I doubt the relevance of this feature i have to say. Why would you advertise the existence of a program in the browser?
Maybe you could outline your thoughts a bit more?

I agree that the context menu (right click), after having selected some text, might be interesting: if something is in your clipboard, propose to encrypt or decrypt it, using the applet.

But that is about all the usefulness i can see here, personnally.
Scraping every website, i doubt this can be made in a secure way.

#6 Updated by tchou 2014-08-15 16:56:56

I doubt the relevance of this feature i have to say. Why would you advertise the existence of a program in the browser?
Maybe you could outline your thoughts a bit more?
> I feel that some/most of the people don’t know that it’s possible to encrypt/decrypt/sign without having to use a mail client, especialy Claws mail setup is not so easy in Tails.

I agree that the context menu (right click), after having selected some text, might be interesting: if something is in your clipboard, propose to encrypt or decrypt it, using the applet.

But that is about all the usefulness i can see here, personnally.
Scraping every website, i doubt this can be made in a secure way.
> Might be, as I say it in my first message, I don’t think that the problem with FireGPG was the scrapping dimension. I’ll try to read and undertand https://tails.boum.org/doc/encryption_and_privacy/FireGPG_susceptible_to_devastating_attacks/index.en.html and related links.
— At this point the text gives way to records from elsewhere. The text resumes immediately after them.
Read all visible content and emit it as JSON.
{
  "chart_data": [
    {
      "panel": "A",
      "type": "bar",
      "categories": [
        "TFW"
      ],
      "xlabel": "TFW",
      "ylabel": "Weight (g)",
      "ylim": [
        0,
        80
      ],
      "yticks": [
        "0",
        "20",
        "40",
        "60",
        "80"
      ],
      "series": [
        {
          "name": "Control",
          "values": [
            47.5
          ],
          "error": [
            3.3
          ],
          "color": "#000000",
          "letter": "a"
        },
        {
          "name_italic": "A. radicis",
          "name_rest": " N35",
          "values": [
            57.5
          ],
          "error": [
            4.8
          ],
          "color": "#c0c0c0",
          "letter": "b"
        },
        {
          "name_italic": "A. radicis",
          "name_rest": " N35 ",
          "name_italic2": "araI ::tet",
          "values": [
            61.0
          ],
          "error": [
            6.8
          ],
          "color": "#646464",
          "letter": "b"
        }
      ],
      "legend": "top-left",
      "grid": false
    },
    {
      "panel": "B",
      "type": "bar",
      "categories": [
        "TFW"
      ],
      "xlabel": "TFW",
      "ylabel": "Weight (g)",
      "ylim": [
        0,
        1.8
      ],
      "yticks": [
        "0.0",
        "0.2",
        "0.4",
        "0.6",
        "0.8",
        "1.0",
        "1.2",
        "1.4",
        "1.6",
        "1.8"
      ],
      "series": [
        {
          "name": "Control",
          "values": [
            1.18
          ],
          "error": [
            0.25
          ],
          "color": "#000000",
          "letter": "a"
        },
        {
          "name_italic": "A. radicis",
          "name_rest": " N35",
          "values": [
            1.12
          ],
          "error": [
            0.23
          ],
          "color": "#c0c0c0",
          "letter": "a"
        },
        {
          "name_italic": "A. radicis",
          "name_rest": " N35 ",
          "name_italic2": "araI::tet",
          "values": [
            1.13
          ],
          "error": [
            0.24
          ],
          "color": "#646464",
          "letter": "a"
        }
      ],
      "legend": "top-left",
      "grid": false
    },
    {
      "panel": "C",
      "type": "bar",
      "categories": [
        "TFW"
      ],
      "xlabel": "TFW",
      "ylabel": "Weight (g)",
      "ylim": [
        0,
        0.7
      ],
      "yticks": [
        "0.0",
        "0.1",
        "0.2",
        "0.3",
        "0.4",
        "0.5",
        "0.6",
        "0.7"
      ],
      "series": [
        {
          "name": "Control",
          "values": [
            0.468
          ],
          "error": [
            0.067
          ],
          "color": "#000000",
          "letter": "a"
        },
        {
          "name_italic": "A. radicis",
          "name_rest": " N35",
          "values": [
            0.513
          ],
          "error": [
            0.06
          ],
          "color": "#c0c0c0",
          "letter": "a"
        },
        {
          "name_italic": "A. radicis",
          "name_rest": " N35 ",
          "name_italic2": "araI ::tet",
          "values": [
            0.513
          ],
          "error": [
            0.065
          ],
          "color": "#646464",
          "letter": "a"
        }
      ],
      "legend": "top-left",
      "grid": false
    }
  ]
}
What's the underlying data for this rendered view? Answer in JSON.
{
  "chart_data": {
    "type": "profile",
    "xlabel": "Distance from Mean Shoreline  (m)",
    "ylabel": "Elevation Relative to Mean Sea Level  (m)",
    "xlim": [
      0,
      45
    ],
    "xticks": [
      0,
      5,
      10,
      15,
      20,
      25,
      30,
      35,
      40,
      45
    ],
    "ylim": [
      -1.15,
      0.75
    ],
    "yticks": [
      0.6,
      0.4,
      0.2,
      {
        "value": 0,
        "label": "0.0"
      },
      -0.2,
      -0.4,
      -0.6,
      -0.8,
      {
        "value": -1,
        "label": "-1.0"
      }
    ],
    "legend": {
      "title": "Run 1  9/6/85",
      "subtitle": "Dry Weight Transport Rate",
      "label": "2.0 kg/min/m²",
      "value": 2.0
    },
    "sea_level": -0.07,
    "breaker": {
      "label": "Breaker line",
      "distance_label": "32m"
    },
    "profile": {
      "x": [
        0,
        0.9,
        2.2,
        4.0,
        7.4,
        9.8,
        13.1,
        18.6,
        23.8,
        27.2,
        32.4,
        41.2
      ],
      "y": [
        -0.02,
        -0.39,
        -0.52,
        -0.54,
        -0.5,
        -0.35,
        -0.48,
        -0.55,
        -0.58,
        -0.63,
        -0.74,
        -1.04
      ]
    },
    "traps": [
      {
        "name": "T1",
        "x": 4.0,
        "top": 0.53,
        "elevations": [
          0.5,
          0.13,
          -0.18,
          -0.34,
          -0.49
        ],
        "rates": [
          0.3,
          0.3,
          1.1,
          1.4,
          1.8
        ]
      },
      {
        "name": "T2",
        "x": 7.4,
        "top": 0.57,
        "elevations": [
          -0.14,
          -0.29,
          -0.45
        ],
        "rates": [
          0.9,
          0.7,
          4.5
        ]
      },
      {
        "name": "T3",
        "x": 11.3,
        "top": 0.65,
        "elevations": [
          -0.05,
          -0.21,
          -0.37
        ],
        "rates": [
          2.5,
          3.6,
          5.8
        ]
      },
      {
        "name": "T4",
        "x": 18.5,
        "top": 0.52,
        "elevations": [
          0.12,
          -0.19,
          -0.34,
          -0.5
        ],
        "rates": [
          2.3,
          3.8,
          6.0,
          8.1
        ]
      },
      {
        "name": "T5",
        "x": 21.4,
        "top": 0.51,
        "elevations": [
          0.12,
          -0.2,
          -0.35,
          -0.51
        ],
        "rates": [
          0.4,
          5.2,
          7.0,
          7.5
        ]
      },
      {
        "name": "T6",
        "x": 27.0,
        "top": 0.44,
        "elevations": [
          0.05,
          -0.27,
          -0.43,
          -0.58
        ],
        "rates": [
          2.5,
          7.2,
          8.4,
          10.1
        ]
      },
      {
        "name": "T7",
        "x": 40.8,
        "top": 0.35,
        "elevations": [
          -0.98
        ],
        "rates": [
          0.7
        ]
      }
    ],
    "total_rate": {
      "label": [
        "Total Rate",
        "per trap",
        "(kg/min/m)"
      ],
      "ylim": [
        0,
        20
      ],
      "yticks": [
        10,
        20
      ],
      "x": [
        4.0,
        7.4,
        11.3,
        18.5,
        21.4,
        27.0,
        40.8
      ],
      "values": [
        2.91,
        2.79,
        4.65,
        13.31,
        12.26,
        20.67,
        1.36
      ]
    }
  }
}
#7 Updated by sajolida 2014-11-03 22:02:23

  • Status changed from New to Confirmed
  • Priority changed from Normal to Low
  • Type of work changed from Discuss to User interface design

#8 Updated by sajolida 2014-11-05 11:14:46

Discussed in the November meeting: https://tails.boum.org/contribute/meetings/201411/

We considered this as a low priority but interesting UX issue. People willing to design and propose a new UI for that should make sure that they understand the security implications as well as the amount of additional technical work of their solution.

#9 Updated by BitingBird 2015-01-04 17:38:46

  • Affected tool set to OpenPGP Applet

#10 Updated by Anonymous 2017-06-30 15:24:48

  • Subject changed from Have an easy way to use or discover Tails OpenPGP Applet from Iceweasel to Have an easy way to use or discover Tails OpenPGP Applet from applications like the browser (context menu))

This sounds a bit similar to what Mailvelope does.

#11 Updated by Anonymous 2018-01-18 18:17:22

  • Status changed from Confirmed to Rejected

I think this is very hard to implement and brings many issues:

- developing a browser extension is a lot of work

- maintaining this extension even more

- installing this extension in tails will make our TBB different

- scraping every page we open in TBB will possibly considerably slow down Tails
- might it introduce security issues (allowing stuff which is supposed to be confined within the browser to get out)?

Nobody volunteered to make it happen.
So now, after three years, I think we should reject this idea.
Please reopen this ticket if you disagree.